One of the most critical situations with Distributed Generators (DG – embedded generators in Europe) is that a interrupter on a distribution feeder may trip to isolate a circuit section and the DGs might continue supplying the load on that section, creating an “island”. When load closely match generation in the island, it may be sustained for some time, posing safety hazards – this is known to have caused death.
Distributed generators have various passive or active anti-islanding mechanisms that open a breaker at the point of connection when an islanding condition is detected. However, islanding detection techniques used in small DGs (such as residential photovoltaic generators) are far from perfect – without expensive circuitry, they may not always immediately detect an island when generation and load are closely matched. Therefore, some utilities require that load on any feeder section (i.e., between interrupters) be always greater than generation, ensuring that an island cannot sustain itself. This means that the total distributed generation capacity on a feeder section must be significantly less than the minimum aggregated load on that section.
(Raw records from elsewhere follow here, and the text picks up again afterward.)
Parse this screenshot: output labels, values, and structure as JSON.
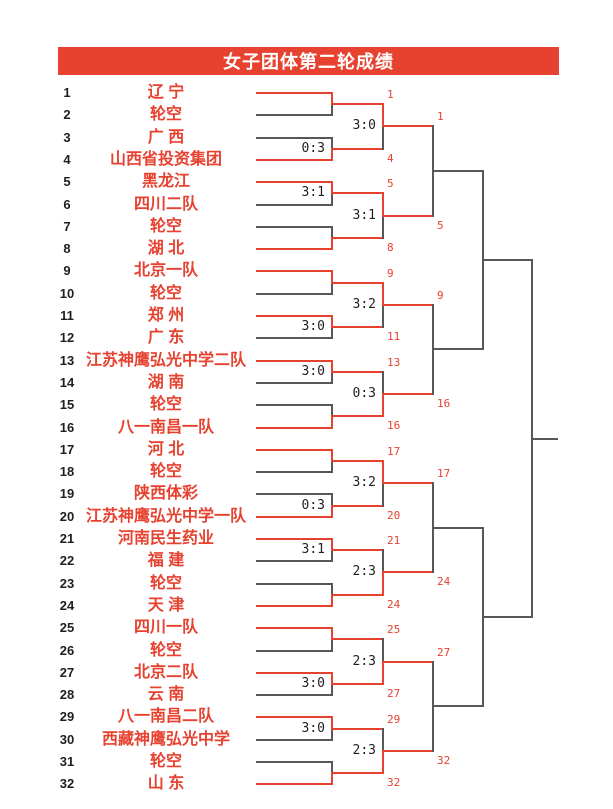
{
  "title": "女子团体第二轮成绩",
  "colors": {
    "red": "#E7412F",
    "line_gray": "#57575A",
    "ink": "#1F1F1F",
    "paper": "#FFFFFF"
  },
  "bracket": {
    "teams": [
      {
        "seed": 1,
        "name": "辽 宁"
      },
      {
        "seed": 2,
        "name": "轮空"
      },
      {
        "seed": 3,
        "name": "广 西"
      },
      {
        "seed": 4,
        "name": "山西省投资集团"
      },
      {
        "seed": 5,
        "name": "黑龙江"
      },
      {
        "seed": 6,
        "name": "四川二队"
      },
      {
        "seed": 7,
        "name": "轮空"
      },
      {
        "seed": 8,
        "name": "湖 北"
      },
      {
        "seed": 9,
        "name": "北京一队"
      },
      {
        "seed": 10,
        "name": "轮空"
      },
      {
        "seed": 11,
        "name": "郑 州"
      },
      {
        "seed": 12,
        "name": "广 东"
      },
      {
        "seed": 13,
        "name": "江苏神鹰弘光中学二队"
      },
      {
        "seed": 14,
        "name": "湖 南"
      },
      {
        "seed": 15,
        "name": "轮空"
      },
      {
        "seed": 16,
        "name": "八一南昌一队"
      },
      {
        "seed": 17,
        "name": "河 北"
      },
      {
        "seed": 18,
        "name": "轮空"
      },
      {
        "seed": 19,
        "name": "陕西体彩"
      },
      {
        "seed": 20,
        "name": "江苏神鹰弘光中学一队"
      },
      {
        "seed": 21,
        "name": "河南民生药业"
      },
      {
        "seed": 22,
        "name": "福 建"
      },
      {
        "seed": 23,
        "name": "轮空"
      },
      {
        "seed": 24,
        "name": "天 津"
      },
      {
        "seed": 25,
        "name": "四川一队"
      },
      {
        "seed": 26,
        "name": "轮空"
      },
      {
        "seed": 27,
        "name": "北京二队"
      },
      {
        "seed": 28,
        "name": "云 南"
      },
      {
        "seed": 29,
        "name": "八一南昌二队"
      },
      {
        "seed": 30,
        "name": "西藏神鹰弘光中学"
      },
      {
        "seed": 31,
        "name": "轮空"
      },
      {
        "seed": 32,
        "name": "山 东"
      }
    ],
    "round1": [
      {
        "winner": 1,
        "score": null
      },
      {
        "winner": 4,
        "score": "0:3"
      },
      {
        "winner": 5,
        "score": "3:1"
      },
      {
        "winner": 8,
        "score": null
      },
      {
        "winner": 9,
        "score": null
      },
      {
        "winner": 11,
        "score": "3:0"
      },
      {
        "winner": 13,
        "score": "3:0"
      },
      {
        "winner": 16,
        "score": null
      },
      {
        "winner": 17,
        "score": null
      },
      {
        "winner": 20,
        "score": "0:3"
      },
      {
        "winner": 21,
        "score": "3:1"
      },
      {
        "winner": 24,
        "score": null
      },
      {
        "winner": 25,
        "score": null
      },
      {
        "winner": 27,
        "score": "3:0"
      },
      {
        "winner": 29,
        "score": "3:0"
      },
      {
        "winner": 32,
        "score": null
      }
    ],
    "round2": [
      {
        "winner": 1,
        "score": "3:0"
      },
      {
        "winner": 5,
        "score": "3:1"
      },
      {
        "winner": 9,
        "score": "3:2"
      },
      {
        "winner": 16,
        "score": "0:3"
      },
      {
        "winner": 17,
        "score": "3:2"
      },
      {
        "winner": 24,
        "score": "2:3"
      },
      {
        "winner": 27,
        "score": "2:3"
      },
      {
        "winner": 32,
        "score": "2:3"
      }
    ]
  }
}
The problem is compounded by the fact the engineers assessing DG connection requests usually do not know actual load and generation per line section – estimations need to be made.
In the end, allowable distributed generation on a line section can be a pretty small number – in Ontario, Hydro One requires that total generation must not exceed 7% of the annual line section peak load – meaning that few customers are allowed to have generators.
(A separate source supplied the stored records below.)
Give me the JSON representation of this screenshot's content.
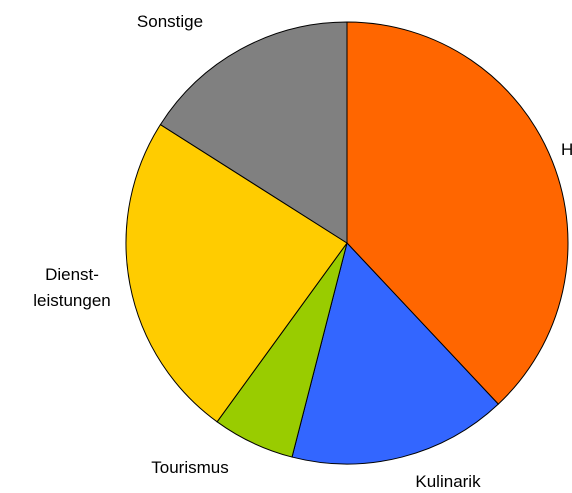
{
  "chart_data": {
    "type": "pie",
    "categories": [
      "H",
      "Kulinarik",
      "Tourismus",
      "Dienst-leistungen",
      "Sonstige"
    ],
    "values": [
      38,
      16,
      6,
      24,
      16
    ],
    "colors": [
      "#ff6600",
      "#3366ff",
      "#99cc00",
      "#ffcc00",
      "#808080"
    ]
  }
}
Applying analytics on smart meter data can better assess how much distributed generation can safely be connected to a line section. For instance, minimum load may never be correlated with maximum generation – e.g., in hot climates, minimum load occurs at night, when there is no solar generation. Analytics can look into past load and generation records to determine how much generation can be connected without getting into potential islanding condition. Safe generation levels may be many times more than the previous conservative worst-case-that-never-happens engineering guidelines allowed.
Distributed generators (DG – embedded generators in Europe) can cause voltage excursions outside the allowable range and can exacerbate phase imbalance, increasing losses (especially on North American networks). Utilities set engineering rules to try to mitigate those effects, for example by limiting how much generation can be connected per feeder section.
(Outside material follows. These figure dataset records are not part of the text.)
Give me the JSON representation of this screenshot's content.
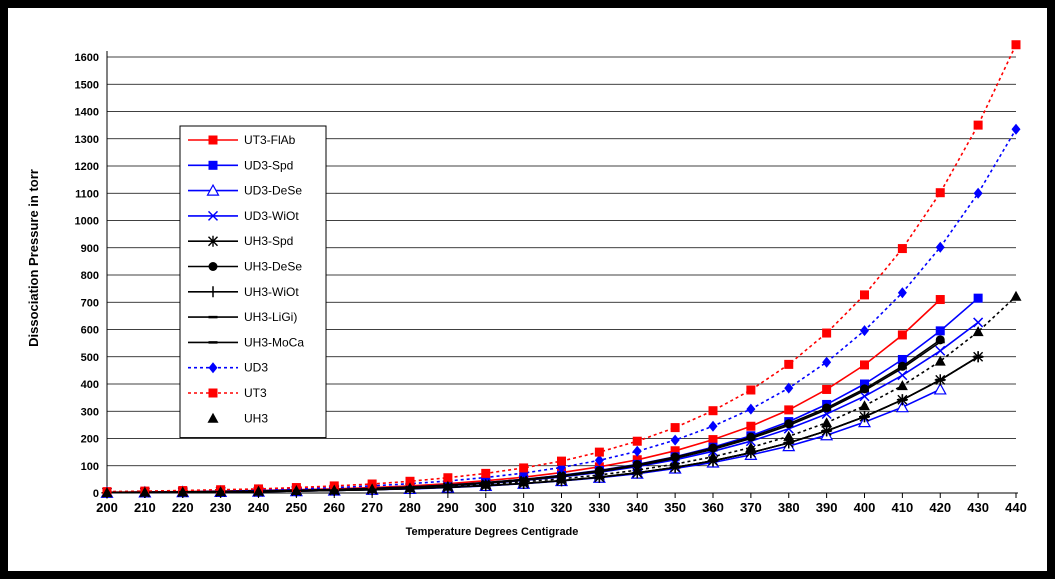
{
  "chart_data": {
    "type": "scatter",
    "title": "",
    "xlabel": "Temperature Degrees Centigrade",
    "ylabel": "Dissociation Pressure in torr",
    "xlim": [
      200,
      440
    ],
    "ylim": [
      0,
      1600
    ],
    "xticks": [
      200,
      210,
      220,
      230,
      240,
      250,
      260,
      270,
      280,
      290,
      300,
      310,
      320,
      330,
      340,
      350,
      360,
      370,
      380,
      390,
      400,
      410,
      420,
      430,
      440
    ],
    "yticks": [
      0,
      100,
      200,
      300,
      400,
      500,
      600,
      700,
      800,
      900,
      1000,
      1100,
      1200,
      1300,
      1400,
      1500,
      1600
    ],
    "grid": true,
    "legend_position": "left",
    "series": [
      {
        "name": "UT3-FlAb",
        "color": "#ff0000",
        "kind": "line-markers",
        "marker": "square",
        "dash": "solid",
        "x": [
          200,
          210,
          220,
          230,
          240,
          250,
          260,
          270,
          280,
          290,
          300,
          310,
          320,
          330,
          340,
          350,
          360,
          370,
          380,
          390,
          400,
          410,
          420
        ],
        "y": [
          3,
          4,
          5,
          7,
          9,
          12,
          15,
          20,
          26,
          34,
          45,
          58,
          75,
          96,
          122,
          155,
          196,
          245,
          305,
          380,
          470,
          580,
          710
        ]
      },
      {
        "name": "UD3-Spd",
        "color": "#0000ff",
        "kind": "line-markers",
        "marker": "square",
        "dash": "solid",
        "x": [
          200,
          210,
          220,
          230,
          240,
          250,
          260,
          270,
          280,
          290,
          300,
          310,
          320,
          330,
          340,
          350,
          360,
          370,
          380,
          390,
          400,
          410,
          420,
          430
        ],
        "y": [
          2,
          3,
          4,
          6,
          8,
          10,
          13,
          17,
          22,
          29,
          38,
          50,
          65,
          83,
          105,
          133,
          168,
          210,
          262,
          325,
          400,
          490,
          595,
          715
        ]
      },
      {
        "name": "UD3-DeSe",
        "color": "#0000ff",
        "kind": "line-markers",
        "marker": "triangle-open",
        "dash": "solid",
        "x": [
          200,
          210,
          220,
          230,
          240,
          250,
          260,
          270,
          280,
          290,
          300,
          310,
          320,
          330,
          340,
          350,
          360,
          370,
          380,
          390,
          400,
          410,
          420
        ],
        "y": [
          1,
          2,
          3,
          4,
          5,
          7,
          9,
          12,
          15,
          20,
          26,
          34,
          44,
          56,
          71,
          90,
          112,
          140,
          172,
          212,
          260,
          315,
          380
        ]
      },
      {
        "name": "UD3-WiOt",
        "color": "#0000ff",
        "kind": "line-markers",
        "marker": "x",
        "dash": "solid",
        "x": [
          200,
          210,
          220,
          230,
          240,
          250,
          260,
          270,
          280,
          290,
          300,
          310,
          320,
          330,
          340,
          350,
          360,
          370,
          380,
          390,
          400,
          410,
          420,
          430
        ],
        "y": [
          2,
          3,
          4,
          5,
          7,
          9,
          12,
          16,
          21,
          27,
          35,
          46,
          59,
          76,
          97,
          122,
          153,
          190,
          236,
          290,
          355,
          432,
          522,
          626
        ]
      },
      {
        "name": "UH3-Spd",
        "color": "#000000",
        "kind": "line-markers",
        "marker": "asterisk",
        "dash": "solid",
        "x": [
          200,
          210,
          220,
          230,
          240,
          250,
          260,
          270,
          280,
          290,
          300,
          310,
          320,
          330,
          340,
          350,
          360,
          370,
          380,
          390,
          400,
          410,
          420,
          430
        ],
        "y": [
          1,
          2,
          3,
          4,
          5,
          7,
          9,
          12,
          16,
          21,
          27,
          35,
          45,
          58,
          74,
          94,
          118,
          148,
          184,
          228,
          280,
          342,
          415,
          500
        ]
      },
      {
        "name": "UH3-DeSe",
        "color": "#000000",
        "kind": "line-markers",
        "marker": "circle",
        "dash": "solid",
        "x": [
          200,
          210,
          220,
          230,
          240,
          250,
          260,
          270,
          280,
          290,
          300,
          310,
          320,
          330,
          340,
          350,
          360,
          370,
          380,
          390,
          400,
          410,
          420
        ],
        "y": [
          2,
          3,
          4,
          6,
          8,
          10,
          13,
          17,
          22,
          29,
          38,
          50,
          64,
          82,
          104,
          132,
          165,
          205,
          254,
          312,
          382,
          465,
          562
        ]
      },
      {
        "name": "UH3-WiOt",
        "color": "#000000",
        "kind": "line-markers",
        "marker": "plus",
        "dash": "solid",
        "x": [
          200,
          210,
          220,
          230,
          240,
          250,
          260,
          270,
          280,
          290,
          300,
          310,
          320,
          330,
          340,
          350,
          360,
          370,
          380,
          390,
          400,
          410,
          420,
          430
        ],
        "y": [
          1,
          2,
          3,
          4,
          5,
          7,
          9,
          12,
          16,
          21,
          27,
          35,
          45,
          58,
          74,
          94,
          118,
          148,
          184,
          228,
          280,
          342,
          415,
          500
        ]
      },
      {
        "name": "UH3-LiGi)",
        "color": "#000000",
        "kind": "line-markers",
        "marker": "dash",
        "dash": "solid",
        "x": [
          200,
          210,
          220,
          230,
          240,
          250,
          260,
          270,
          280,
          290,
          300,
          310,
          320,
          330,
          340,
          350,
          360,
          370,
          380,
          390,
          400,
          410,
          420
        ],
        "y": [
          2,
          3,
          4,
          5,
          7,
          9,
          12,
          16,
          21,
          28,
          36,
          47,
          61,
          78,
          100,
          127,
          160,
          200,
          248,
          306,
          376,
          458,
          554
        ]
      },
      {
        "name": "UH3-MoCa",
        "color": "#000000",
        "kind": "line-markers",
        "marker": "dash",
        "dash": "solid",
        "x": [
          200,
          210,
          220,
          230,
          240,
          250,
          260,
          270,
          280,
          290,
          300,
          310,
          320,
          330,
          340,
          350,
          360,
          370,
          380,
          390,
          400,
          410,
          420,
          430
        ],
        "y": [
          1,
          2,
          3,
          4,
          5,
          7,
          9,
          12,
          16,
          21,
          27,
          35,
          45,
          58,
          74,
          94,
          118,
          148,
          184,
          228,
          280,
          342,
          415,
          500
        ]
      },
      {
        "name": "UD3",
        "color": "#0000ff",
        "kind": "dotted-markers",
        "marker": "diamond",
        "dash": "dotted",
        "x": [
          200,
          210,
          220,
          230,
          240,
          250,
          260,
          270,
          280,
          290,
          300,
          310,
          320,
          330,
          340,
          350,
          360,
          370,
          380,
          390,
          400,
          410,
          420,
          430,
          440
        ],
        "y": [
          4,
          5,
          7,
          9,
          12,
          15,
          20,
          26,
          34,
          44,
          57,
          73,
          94,
          120,
          153,
          194,
          245,
          308,
          385,
          480,
          596,
          735,
          902,
          1100,
          1335
        ]
      },
      {
        "name": "UT3",
        "color": "#ff0000",
        "kind": "dotted-markers",
        "marker": "square",
        "dash": "dotted",
        "x": [
          200,
          210,
          220,
          230,
          240,
          250,
          260,
          270,
          280,
          290,
          300,
          310,
          320,
          330,
          340,
          350,
          360,
          370,
          380,
          390,
          400,
          410,
          420,
          430,
          440
        ],
        "y": [
          5,
          7,
          9,
          12,
          15,
          20,
          26,
          33,
          43,
          56,
          72,
          92,
          117,
          150,
          190,
          240,
          302,
          378,
          472,
          587,
          727,
          897,
          1102,
          1350,
          1645
        ]
      },
      {
        "name": "UH3",
        "color": "#000000",
        "kind": "dotted-markers",
        "marker": "triangle",
        "dash": "dotted",
        "x": [
          200,
          210,
          220,
          230,
          240,
          250,
          260,
          270,
          280,
          290,
          300,
          310,
          320,
          330,
          340,
          350,
          360,
          370,
          380,
          390,
          400,
          410,
          420,
          430,
          440
        ],
        "y": [
          2,
          3,
          4,
          5,
          7,
          9,
          11,
          15,
          19,
          25,
          32,
          41,
          52,
          66,
          84,
          106,
          133,
          167,
          208,
          258,
          320,
          394,
          484,
          592,
          722
        ]
      }
    ]
  }
}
Unfortunately, meter-to-transformer-to-phase (MTP) mapping (MPT in Europe) is notoriously inaccurate, meaning that engineers do not know the distribution of single-phase DGs on a feeder – with DGs often clustered on single-phase laterals, DG dispersal across phases may be far from even. Similarly, distribution transformer tap positions are generally unknown, but often set high because under-voltages was the traditional problem – with DGs, over-voltage can become the issue. This forces engineers to take an overly cautious approach when assessing DG connections or face the risk of network problem later.
In the past, validating MTP mapping and distribution tap settings required extensive fieldwork to track each triplex to a transformer, to track the transformer to a phase, and to visually check tap setting with a bucket truck. Now, analytic applications can correlate voltage levels over time to identify to what transformers and phase each meter belongs, and identify transformers where tap setting is too high or too low. The analytical engine can also correlate service point street address and longitude/latitude coordinates with those of the transformer. The correlations are statistical, but, with enough historical data, the accuracy is equal to or better than a visual survey, at a much-reduced cost.
With reliable phase and tap information, engineers can now assess DG connections requests with greater confidence that voltage stability of the grid will be maintained.